Foto dari Fanita's Blog
Totto-chan : Gadis Cilik di Jendela adalah buku karya penulis Jepang Tetsuko Kuroyanagi tentang masa kecilnya di sekolah Tomoe Gakuen --sekolah alternatif yang didirikan seorang pendidik hebat Sosaku Kobayashi. Buku ini dimulai saat ibunda Totto-chan datang memenuhi panggilan pihak sekolah negeri di mana putrinya belajar.

Daftar dosa putrinya yang dibeberkan ibu guru itu cukup panjang, antara lain membuka dan menutup laci penyimpanan buku sampai ratusan kali setiap hari. Dan memanggil pengamen jalanan yang melintas dekat jendela, lalu meminta mereka memainkan sejumlah lagu. Tentu saja suasana kelas menjadi kacau, karena murid yang lain ikut merubung di jendela.

“Kemarin, Totto-chan berdiri di depan jendela seperti biasa. Saya terus mengajar, mengira dia menunggu para pemusik jalanan itu. Tiba-tiba dia berteriak : Hei, kau lagi ngapain? Dari tempat saya berdiri tidak bisa terlihat siapa yang diajaknya bicara, jadi saya hanya bisa menebak-nebak apa yang sedang terjadi,”tutur si ibu guru dengan wajah gemas.

“Saya jadi penasaran dan mencoba mendengar jawaban, tapi tak ada yang menyahut. Meskipun demikian putri Anda terus berseru : Kau sedang apa? Akhirnya saya pergi ke jendela untuk melihat siapa yang diajaknya bicara. Ketika menjulurkan kepala keluar jendela dan mendongak, saya melihat sepasang burung walet sedang membuat sarang di bawah atap teritisan. Totto-chan berbicara pada sepasang burung walet!”

”Putri Anda mengacaukan kelas saya,” kata wali kelas Totto-chan, tanpa basa-basi. Kekacauan apa gerangan yang bisa dilakukan anak sekecil itu ? “Kesabaran saya benar-benar sudah habis,” ucap ibu guru berwajah manis itu sambil menjatuhkan vonis,”Saya terpaksa meminta Anda memindahkannya ke sekolah lain.”

Saat ia mengetahui bahwa putrinya dikeluarkan dari sekolah dia menyadari bahwa Totto-chan membutuhkan sekolah dimana kebebasan berekspresi diperbolehkan.

Totto-chan tidak pernah tahu kalau dirinya dikeluarkan dari sekolah itu. Mama hanya berkata,”Bagaimana kalau kau pindah ke sekolah baru? Mama dengar ada sekolah yang sangat bagus.”
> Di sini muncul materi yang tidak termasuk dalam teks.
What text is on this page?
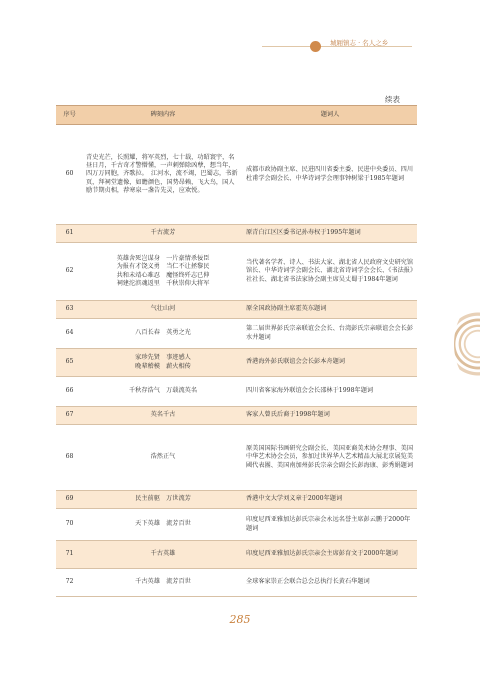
城厢镇志 · 名人之乡
续表
序号	碑刻内容	题词人
60	青史光芒，长照耀，将军英烈，七十载，功昭寰宇，名昼日月，千古奇才警懵懂，一声刺弹除凶孽，想当年，四万万同胞，齐歌拉。　江河水，流不竭，巴蜀志，书新页，拜祠堂遗像，如瞻颜色，国势昂赖，飞大鸟，国人励节期贞相，荐寒泉一盏告先灵，应欢悦。	成都市政协副主席、民进四川省委主委、民进中央委员、四川杜甫学会副会长、中华诗词学会理事钟树梁于1985年题词
61	千古流芳	原青白江区区委书记孙寿权于1995年题词
62	英雄舍死岂谋身　一片豪情杀佞臣
为报有才饶义勇　当仁不让拯黎民
共和未靖心难忍　魔怪终歼志已伸
祠建沱滨魂返里　千秋崇仰大将军	当代著名学者、诗人、书法大家、湖北省人民政府文史研究馆馆长、中华诗词学会副会长、湖北省诗词学会会长、《书法报》社社长、湖北省书法家协会副主席吴丈蜀于1984年题词
63	气壮山河	原全国政协副主席霍英东题词
64	八百长春　英勇之光	第二届世界彭氏宗亲联谊会会长、台湾彭氏宗亲联谊会会长彭水井题词
65	家珍先贤　事迹感人
晚辈稽模　薪火相传	香港海外彭氏联谊会会长彭本舟题词
66	千秋存浩气　万载流英名	四川省客家海外联谊会会长邵林于1998年题词
67	英名千古	客家人曾氏后裔于1998年题词
68	浩然正气	原美国国际书画研究会副会长、美国亚裔美术协会理事、美国中华艺术协会会员，参加过世界华人艺术精品大展北京展览美國代表團、美国南加州彭氏宗亲会副会长彭海康、彭秀娟题词
69	民主前驱　万世流芳	香港中文大学刘义章于2000年题词
70	天下英雄　流芳百世	印度尼西亚雅加达彭氏宗亲会永远名誉主席彭云鹏于2000年题词
71	千古英雄	印度尼西亚雅加达彭氏宗亲会主席彭育文于2000年题词
72	千古英雄　流芳百世	全球客家崇正会联合总会总执行长黄石华题词
285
Mama baru memberitahu Totto-chan mengenai peristiwa “memalukan” itu 14 tahun kemudian, setelah usianya genap 20 tahun. Saat itulah dia merasa bersyukur karena memiliki seorang ibu yang sangat bijaksana.

“Waktu itu bisa saja Mama berkata : apa jadinya kau nanti? Kau sudah dikeluarkan dari satu sekolah. Kalau mereka mengeluarkanmu dari sekolah berikutnya, kau akan sekolah di mana?” tulis Totto-chan setelah dia dewasa.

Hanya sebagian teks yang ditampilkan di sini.